Servirebbe “adottare due misure”

La prima riguarda la possibilità per il ministero delle Infrastrutture e trasporti “di anticipare alle stazioni appaltanti una parte dei fondi per il caro-materiali richiesti nel 2022 e non ancora erogati. E’ necessario visto che, solo considerando le opere in corso non prioritarie (non Pnrr), al momento risultano ancora da istruire circa 11mila domande e che le richieste formulate sono inferiori alla dotazione dei fondi”.

La seconda è “la conferma, attraverso una norma interpretativa, della possibilità di accedere ai fondi per il caro-materiali per il 2023 anche per chi ha avuto accesso ai fondi destinati alle opere in corso nel 2022. Si tratta di risorse utilizzabili per lavori eseguiti in annualità diverse, pertanto la limitazione prevista non appare giustificabile ed al contrario, è fortemente negativa perché i cantieri rischiano di bloccarsi”.

Poi tenendo presente “l’incremento dei bandi di gara nel corso dell’anno, in attuazione del Pnrr, occorre evitare che tali procedure si concentrino in un lasso di tempo eccessivamente limitato.

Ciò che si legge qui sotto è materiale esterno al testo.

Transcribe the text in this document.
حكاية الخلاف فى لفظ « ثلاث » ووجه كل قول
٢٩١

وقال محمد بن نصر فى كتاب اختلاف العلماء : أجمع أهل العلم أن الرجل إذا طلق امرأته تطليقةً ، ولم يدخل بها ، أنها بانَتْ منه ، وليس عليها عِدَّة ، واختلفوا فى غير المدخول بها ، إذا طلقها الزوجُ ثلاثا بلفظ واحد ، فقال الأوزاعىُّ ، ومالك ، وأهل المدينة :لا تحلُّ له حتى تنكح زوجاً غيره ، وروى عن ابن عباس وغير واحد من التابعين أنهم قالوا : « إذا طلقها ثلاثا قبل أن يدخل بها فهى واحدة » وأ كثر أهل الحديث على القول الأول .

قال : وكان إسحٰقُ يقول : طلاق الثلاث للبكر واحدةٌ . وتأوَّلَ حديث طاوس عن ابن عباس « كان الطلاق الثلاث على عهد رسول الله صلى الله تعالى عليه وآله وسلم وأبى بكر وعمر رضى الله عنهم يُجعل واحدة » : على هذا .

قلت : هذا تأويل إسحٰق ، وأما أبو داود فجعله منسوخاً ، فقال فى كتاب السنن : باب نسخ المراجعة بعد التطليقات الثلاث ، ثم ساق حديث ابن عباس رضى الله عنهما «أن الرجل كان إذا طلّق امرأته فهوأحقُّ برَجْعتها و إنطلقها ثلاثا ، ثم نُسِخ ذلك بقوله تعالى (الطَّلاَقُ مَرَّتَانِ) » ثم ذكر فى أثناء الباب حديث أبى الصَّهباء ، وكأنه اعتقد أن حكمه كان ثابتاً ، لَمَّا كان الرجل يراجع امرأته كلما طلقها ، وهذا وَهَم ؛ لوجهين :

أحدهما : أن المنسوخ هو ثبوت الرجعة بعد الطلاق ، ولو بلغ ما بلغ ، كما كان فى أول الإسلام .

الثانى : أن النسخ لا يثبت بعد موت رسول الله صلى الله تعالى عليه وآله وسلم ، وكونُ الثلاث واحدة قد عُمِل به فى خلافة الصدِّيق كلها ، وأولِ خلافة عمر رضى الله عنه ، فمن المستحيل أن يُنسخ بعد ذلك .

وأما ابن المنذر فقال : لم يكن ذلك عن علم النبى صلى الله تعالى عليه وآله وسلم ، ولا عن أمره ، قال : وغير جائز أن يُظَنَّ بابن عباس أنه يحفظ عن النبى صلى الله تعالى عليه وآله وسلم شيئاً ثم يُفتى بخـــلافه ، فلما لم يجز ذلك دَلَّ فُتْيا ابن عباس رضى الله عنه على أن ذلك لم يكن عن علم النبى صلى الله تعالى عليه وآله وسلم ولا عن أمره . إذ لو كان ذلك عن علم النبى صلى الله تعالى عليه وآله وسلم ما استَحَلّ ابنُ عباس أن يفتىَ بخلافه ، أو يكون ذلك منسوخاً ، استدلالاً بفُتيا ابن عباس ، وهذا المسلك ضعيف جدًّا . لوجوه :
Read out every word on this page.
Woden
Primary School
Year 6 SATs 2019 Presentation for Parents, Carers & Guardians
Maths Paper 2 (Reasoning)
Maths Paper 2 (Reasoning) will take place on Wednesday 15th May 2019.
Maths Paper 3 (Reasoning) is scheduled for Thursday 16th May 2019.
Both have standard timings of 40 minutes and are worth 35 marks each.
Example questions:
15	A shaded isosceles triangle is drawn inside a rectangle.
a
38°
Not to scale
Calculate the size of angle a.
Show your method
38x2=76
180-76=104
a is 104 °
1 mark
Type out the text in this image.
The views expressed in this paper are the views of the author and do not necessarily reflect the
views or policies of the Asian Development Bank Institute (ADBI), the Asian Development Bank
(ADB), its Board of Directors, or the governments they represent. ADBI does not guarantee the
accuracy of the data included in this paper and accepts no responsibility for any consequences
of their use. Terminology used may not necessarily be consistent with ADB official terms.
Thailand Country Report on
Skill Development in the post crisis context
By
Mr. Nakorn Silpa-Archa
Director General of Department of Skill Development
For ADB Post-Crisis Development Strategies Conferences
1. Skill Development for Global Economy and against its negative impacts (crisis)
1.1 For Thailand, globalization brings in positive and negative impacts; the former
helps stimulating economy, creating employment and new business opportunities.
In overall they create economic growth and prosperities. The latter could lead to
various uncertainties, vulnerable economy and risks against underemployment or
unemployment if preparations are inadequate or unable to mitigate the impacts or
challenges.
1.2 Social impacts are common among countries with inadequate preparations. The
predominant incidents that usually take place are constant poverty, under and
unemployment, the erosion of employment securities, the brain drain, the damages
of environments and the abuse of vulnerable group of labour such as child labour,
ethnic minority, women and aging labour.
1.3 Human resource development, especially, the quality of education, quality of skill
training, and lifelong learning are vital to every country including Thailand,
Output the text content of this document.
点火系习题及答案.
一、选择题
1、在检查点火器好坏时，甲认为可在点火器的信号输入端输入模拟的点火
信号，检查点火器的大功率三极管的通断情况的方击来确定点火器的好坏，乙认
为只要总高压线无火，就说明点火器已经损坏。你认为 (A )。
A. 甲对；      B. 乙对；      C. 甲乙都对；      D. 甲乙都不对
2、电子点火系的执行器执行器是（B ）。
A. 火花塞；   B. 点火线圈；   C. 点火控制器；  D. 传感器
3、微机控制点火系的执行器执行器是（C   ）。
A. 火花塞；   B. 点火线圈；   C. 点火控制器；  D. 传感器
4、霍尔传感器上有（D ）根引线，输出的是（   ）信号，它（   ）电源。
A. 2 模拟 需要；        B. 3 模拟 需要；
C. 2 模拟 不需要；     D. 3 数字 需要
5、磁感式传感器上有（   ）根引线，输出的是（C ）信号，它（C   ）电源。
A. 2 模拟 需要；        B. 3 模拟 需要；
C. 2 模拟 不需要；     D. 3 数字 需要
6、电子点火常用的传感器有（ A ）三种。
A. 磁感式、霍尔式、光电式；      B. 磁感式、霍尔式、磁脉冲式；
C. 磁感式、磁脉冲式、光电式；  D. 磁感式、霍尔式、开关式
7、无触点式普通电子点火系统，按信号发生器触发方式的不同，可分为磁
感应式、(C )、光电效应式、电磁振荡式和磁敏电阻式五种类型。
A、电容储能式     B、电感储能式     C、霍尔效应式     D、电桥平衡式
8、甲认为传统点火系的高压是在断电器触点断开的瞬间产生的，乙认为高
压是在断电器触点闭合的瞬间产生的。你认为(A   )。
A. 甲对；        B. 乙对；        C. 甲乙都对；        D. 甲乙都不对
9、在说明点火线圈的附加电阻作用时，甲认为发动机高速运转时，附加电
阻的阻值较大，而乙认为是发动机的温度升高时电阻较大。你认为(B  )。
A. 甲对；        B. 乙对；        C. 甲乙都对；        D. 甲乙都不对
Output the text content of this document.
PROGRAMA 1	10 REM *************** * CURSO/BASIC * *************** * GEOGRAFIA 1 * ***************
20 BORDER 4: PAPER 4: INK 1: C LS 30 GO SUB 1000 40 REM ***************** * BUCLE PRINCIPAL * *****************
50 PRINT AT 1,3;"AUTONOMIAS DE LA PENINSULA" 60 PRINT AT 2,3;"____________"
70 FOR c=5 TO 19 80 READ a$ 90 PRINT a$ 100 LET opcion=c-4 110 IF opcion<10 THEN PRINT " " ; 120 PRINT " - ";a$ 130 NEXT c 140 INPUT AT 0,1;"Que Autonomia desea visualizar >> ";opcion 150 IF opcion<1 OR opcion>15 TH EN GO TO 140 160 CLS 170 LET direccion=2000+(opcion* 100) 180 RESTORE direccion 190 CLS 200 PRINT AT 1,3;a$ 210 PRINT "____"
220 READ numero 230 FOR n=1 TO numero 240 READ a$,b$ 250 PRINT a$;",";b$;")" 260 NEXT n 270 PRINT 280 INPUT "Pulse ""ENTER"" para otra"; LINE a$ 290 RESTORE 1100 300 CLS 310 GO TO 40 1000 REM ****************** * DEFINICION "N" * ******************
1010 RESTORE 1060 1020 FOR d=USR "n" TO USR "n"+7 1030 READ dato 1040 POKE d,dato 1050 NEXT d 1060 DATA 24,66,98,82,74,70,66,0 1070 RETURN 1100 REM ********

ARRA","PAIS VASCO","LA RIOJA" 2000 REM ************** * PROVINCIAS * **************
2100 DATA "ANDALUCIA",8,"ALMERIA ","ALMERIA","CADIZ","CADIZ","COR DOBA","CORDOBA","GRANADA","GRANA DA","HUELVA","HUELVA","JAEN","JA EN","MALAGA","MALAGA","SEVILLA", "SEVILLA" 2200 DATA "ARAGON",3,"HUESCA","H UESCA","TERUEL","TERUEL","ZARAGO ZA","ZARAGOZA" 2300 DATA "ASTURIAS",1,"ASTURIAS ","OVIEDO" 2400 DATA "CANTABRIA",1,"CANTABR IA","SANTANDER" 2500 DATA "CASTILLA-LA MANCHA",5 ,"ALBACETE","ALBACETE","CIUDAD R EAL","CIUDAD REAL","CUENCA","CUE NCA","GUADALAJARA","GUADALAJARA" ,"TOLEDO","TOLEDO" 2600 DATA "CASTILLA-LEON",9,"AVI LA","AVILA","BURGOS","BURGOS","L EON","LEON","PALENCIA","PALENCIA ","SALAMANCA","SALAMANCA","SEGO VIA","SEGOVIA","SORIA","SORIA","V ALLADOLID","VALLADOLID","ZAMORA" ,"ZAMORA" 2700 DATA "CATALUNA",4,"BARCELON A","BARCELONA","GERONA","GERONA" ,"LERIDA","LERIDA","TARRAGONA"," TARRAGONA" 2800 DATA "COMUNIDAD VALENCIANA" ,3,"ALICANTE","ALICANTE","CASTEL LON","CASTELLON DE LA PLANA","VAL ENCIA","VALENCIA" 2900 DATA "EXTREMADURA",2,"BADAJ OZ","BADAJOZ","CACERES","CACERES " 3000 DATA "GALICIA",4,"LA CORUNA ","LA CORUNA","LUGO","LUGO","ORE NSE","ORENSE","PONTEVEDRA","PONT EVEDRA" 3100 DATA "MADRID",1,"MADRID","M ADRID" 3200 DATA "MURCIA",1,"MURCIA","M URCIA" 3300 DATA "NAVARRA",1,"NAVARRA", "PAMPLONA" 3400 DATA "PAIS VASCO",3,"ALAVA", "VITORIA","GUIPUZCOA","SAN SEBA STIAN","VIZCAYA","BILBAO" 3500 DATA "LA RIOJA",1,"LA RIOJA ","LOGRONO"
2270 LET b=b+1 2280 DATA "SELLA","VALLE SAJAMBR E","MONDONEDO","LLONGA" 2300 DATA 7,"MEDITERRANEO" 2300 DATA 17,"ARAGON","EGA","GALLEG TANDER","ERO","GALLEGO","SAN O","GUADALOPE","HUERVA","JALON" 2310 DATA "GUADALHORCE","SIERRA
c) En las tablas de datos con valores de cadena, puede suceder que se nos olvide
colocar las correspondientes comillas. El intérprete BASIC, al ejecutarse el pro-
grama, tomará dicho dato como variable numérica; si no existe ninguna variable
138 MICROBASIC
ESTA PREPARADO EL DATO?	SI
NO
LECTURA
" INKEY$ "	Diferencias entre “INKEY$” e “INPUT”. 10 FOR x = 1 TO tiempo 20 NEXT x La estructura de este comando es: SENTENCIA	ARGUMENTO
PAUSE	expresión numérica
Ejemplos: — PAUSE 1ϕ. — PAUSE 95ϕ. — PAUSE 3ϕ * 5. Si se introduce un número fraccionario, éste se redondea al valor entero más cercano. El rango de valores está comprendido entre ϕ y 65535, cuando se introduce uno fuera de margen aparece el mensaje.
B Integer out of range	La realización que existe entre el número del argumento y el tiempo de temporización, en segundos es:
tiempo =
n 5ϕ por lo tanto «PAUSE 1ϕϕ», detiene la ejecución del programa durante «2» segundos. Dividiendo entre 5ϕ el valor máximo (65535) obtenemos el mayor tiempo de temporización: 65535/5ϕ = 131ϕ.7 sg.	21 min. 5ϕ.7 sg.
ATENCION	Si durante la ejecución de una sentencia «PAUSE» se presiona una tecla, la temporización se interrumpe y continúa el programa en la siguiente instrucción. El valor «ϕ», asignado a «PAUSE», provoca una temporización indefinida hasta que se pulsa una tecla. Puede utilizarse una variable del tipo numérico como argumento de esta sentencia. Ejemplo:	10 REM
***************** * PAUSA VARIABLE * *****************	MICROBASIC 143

Occorre favorire la massima partecipazione da parte delle imprese ed evitare il fenomeno delle gare deserte”.

Funziona invece l’idea alla base del potenziamento delle politiche di coesione, con l’obiettivo di rafforzare il coordinamento tra il Pnrr e fondi strutturali. “L’auspicio – rilevano i costruttori – è che gli interventi promossi attraverso i fondi, nazionali ed europei, per il riequilibrio territoriale siano veramente complementari rispetto a quelli finanziati con il Pnrr e consentano di delineare una strategia complessiva di sviluppo infrastrutturale Paese”.

Infine l’Ance ricorda come le imprese stiano “affrontando i gravosi problemi di liquidità dovuti non solo all’inflazione e al conseguente aumento dei tassi di interesse, che rende difficile l’accesso ai finanziamenti, ma anche all’ingente ammontare dei crediti d’imposta derivanti dai bonus fiscali, che il sistema bancario non è più in grado di assorbire, nonché i ritardi nei pagamenti della Pa anche a copertura dei maggiori costi dei materiali”.

I crediti fiscali bloccati ammontano a circa 19 miliardi, “un importo spropositato, con il rischio che tutto questo si traduca nel fallimento di 32mila aziende con la perdita di 170mila lavoratori e lavoratrici, oltre al blocco di 115mila cantieri”.